Life has been busy this past month.To celebrate getting ‘back to normal’ I made a delicious taco soup recipe that my dear friend Melissa (remember the Pineapple-Glazed Dessert) brought to church last Sunday. It was delicious! And even better – baby didn’t seem to mind the green peppers, onions, and spices. (Psst – that means I had two bowls!)
If you love tacos. If you love soup. If you love throwing ingredients into a crockpot and leaving it all day – you’ve gotta try this.
Taco Soup (gluten-free)
1 lb. boneless skinless chicken breasts, cooked and shredded
16 oz. homemade salsa
14 oz. whole corn kernels, drained
2 c. soaked and cooked black beans (or 14 oz. rinsed and drained)

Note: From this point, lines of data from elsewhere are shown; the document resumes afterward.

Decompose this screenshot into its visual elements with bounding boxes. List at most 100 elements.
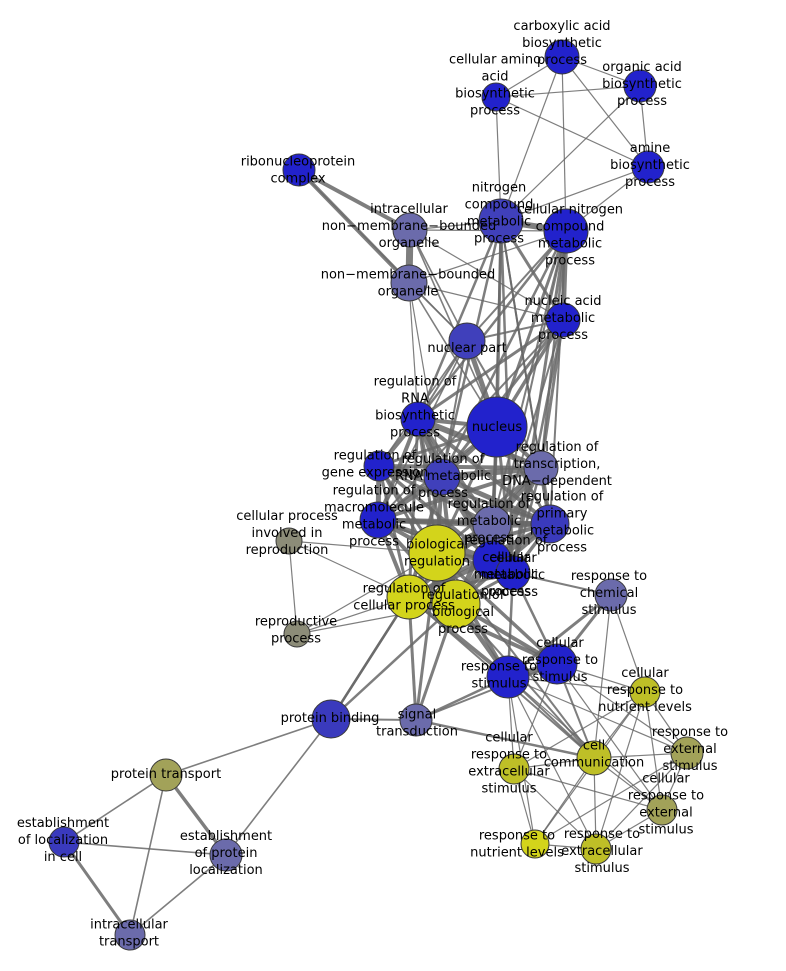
graph-edge	[466, 230, 567, 342]
graph-edge	[441, 340, 468, 478]
graph-node[interactable]	[481, 82, 511, 112]
graph-node[interactable]	[520, 829, 550, 859]
graph-node[interactable]	[282, 153, 316, 187]
graph-node[interactable]	[545, 302, 581, 338]
graph-node[interactable]	[283, 620, 311, 648]
node-label: response to stimulus	[461, 659, 537, 691]
graph-node[interactable]	[423, 458, 461, 496]
node-label: signal transduction	[376, 707, 458, 739]
graph-edge	[225, 718, 332, 856]
graph-edge	[500, 56, 563, 222]
graph-edge	[534, 752, 688, 845]
graph-node[interactable]	[536, 643, 578, 685]
graph-edge	[377, 466, 542, 522]
graph-node[interactable]	[399, 703, 433, 737]
node-label: response to external stimulus	[652, 725, 728, 774]
graph-edge	[507, 676, 597, 850]
graph-edge	[63, 774, 167, 843]
graph-edge	[561, 56, 567, 232]
node-label: intracellular non−membrane−bounded organel…	[322, 202, 497, 251]
graph-node[interactable]	[576, 740, 612, 776]
node-label: cellular response to nutrient levels	[598, 666, 692, 715]
graph-node[interactable]	[495, 555, 531, 591]
graph-node[interactable]	[149, 758, 183, 792]
label-layer: carboxylic acid biosynthetic process organi…	[17, 19, 728, 950]
graph-node[interactable]	[544, 39, 580, 75]
node-label: regulation of cellular metabolic process	[465, 533, 548, 599]
graph-node[interactable]	[670, 736, 704, 770]
graph-node[interactable]	[631, 150, 665, 184]
graph-edge	[561, 56, 649, 168]
graph-node[interactable]	[48, 826, 80, 858]
graph-node[interactable]	[448, 322, 486, 360]
node-label: regulation of transcription, DNA−dependent	[502, 440, 612, 489]
graph-node[interactable]	[408, 524, 466, 582]
node-label: response to nutrient levels	[470, 828, 564, 860]
graph-edge	[500, 166, 649, 222]
graph-node[interactable]	[311, 699, 351, 739]
node-label: cellular response to external stimulus	[628, 771, 704, 837]
graph-node[interactable]	[580, 833, 612, 865]
graph-node[interactable]	[623, 69, 657, 103]
node-label: carboxylic acid biosynthetic process	[513, 19, 610, 68]
graph-edge	[415, 718, 595, 760]
graph-edge	[511, 467, 543, 574]
node-label: regulation of primary metabolic process	[521, 489, 604, 555]
node-label: regulation of RNA metabolic process	[395, 452, 491, 501]
graph-edge	[507, 676, 688, 754]
graph-edge	[593, 594, 612, 759]
graph-edge	[165, 718, 332, 776]
graph-node[interactable]	[594, 578, 628, 612]
graph-node[interactable]	[386, 574, 432, 620]
node-label: regulation of RNA biosynthetic process	[374, 374, 457, 440]
node-label: regulation of biological process	[422, 588, 505, 637]
graph-edge	[513, 768, 597, 850]
graph-node[interactable]	[114, 919, 146, 951]
graph-node[interactable]	[431, 579, 481, 629]
graph-edge	[330, 603, 457, 720]
graph-node[interactable]	[209, 838, 243, 872]
graph-edge	[556, 663, 688, 754]
graph-node[interactable]	[543, 208, 589, 254]
node-label: regulation of macromolecule metabolic proce…	[324, 483, 424, 549]
graph-edge	[409, 229, 564, 321]
node-label: cell communication	[544, 738, 645, 770]
graph-node[interactable]	[359, 501, 397, 539]
graph-edge	[408, 282, 419, 420]
graph-node[interactable]	[400, 401, 436, 437]
graph-node[interactable]	[275, 527, 303, 555]
graph-node[interactable]	[466, 396, 528, 458]
graph-edge	[416, 220, 503, 420]
graph-node[interactable]	[363, 450, 395, 482]
graph-node[interactable]	[530, 504, 570, 544]
node-layer[interactable]	[48, 39, 704, 951]
node-label: cellular nitrogen compound metabolic proces…	[517, 202, 623, 268]
node-label: non−membrane−bounded organelle	[321, 267, 496, 299]
graph-node[interactable]	[478, 198, 524, 244]
graph-edge	[495, 85, 641, 98]
graph-node[interactable]	[646, 794, 678, 826]
node-label: cellular process involved in reproduction	[236, 509, 338, 558]
node-label: nuclear part	[427, 341, 506, 356]
graph-node[interactable]	[523, 450, 559, 486]
node-label: nucleus	[472, 420, 522, 435]
node-label: protein transport	[111, 767, 221, 782]
node-label: regulation of metabolic process	[448, 497, 531, 546]
graph-edge	[513, 768, 663, 811]
graph-node[interactable]	[498, 753, 530, 785]
graph-edge	[500, 85, 641, 222]
node-label: cellular response to stimulus	[522, 636, 598, 685]
node-label: ribonucleoprotein complex	[241, 154, 356, 186]
graph-node[interactable]	[486, 655, 530, 699]
graph-node[interactable]	[392, 212, 428, 248]
graph-edge	[296, 603, 457, 635]
graph-node[interactable]	[390, 264, 428, 302]
graph-node[interactable]	[629, 676, 661, 708]
graph-edge	[415, 663, 558, 721]
node-label: biological regulation	[404, 537, 470, 569]
node-label: establishment of protein localization	[180, 829, 272, 878]
graph-edge	[129, 774, 167, 936]
graph-edge	[329, 596, 411, 720]
graph-edge	[298, 168, 411, 232]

2 c. soaked and cooked kidney beans (or 14 oz.rinsed and drained)
6 oz. tomato paste
1 qt. chicken stock
28 oz. diced tomatoes
1/2 c. onions, diced
1/2 c. green or red peppers, diced
3 cloves of garlic, minced
1 t. chili powder
2 T. homemade taco seasoning (or 1 store-bought pkg.)
8 oz. homemade sour cream (optional)
1. I love this part! Throw everything but the sour cream in a crockpot. (I use a 6 qt. crockpot and this recipe nearly fills it.) Turn it on low for about 3 hours.
2. Add the homemade sour cream and stir it well. Keep soup on low for about another 30 min. or until it is fully heated.
3. Serve with extra homemade sour cream and tortilla chips if desired.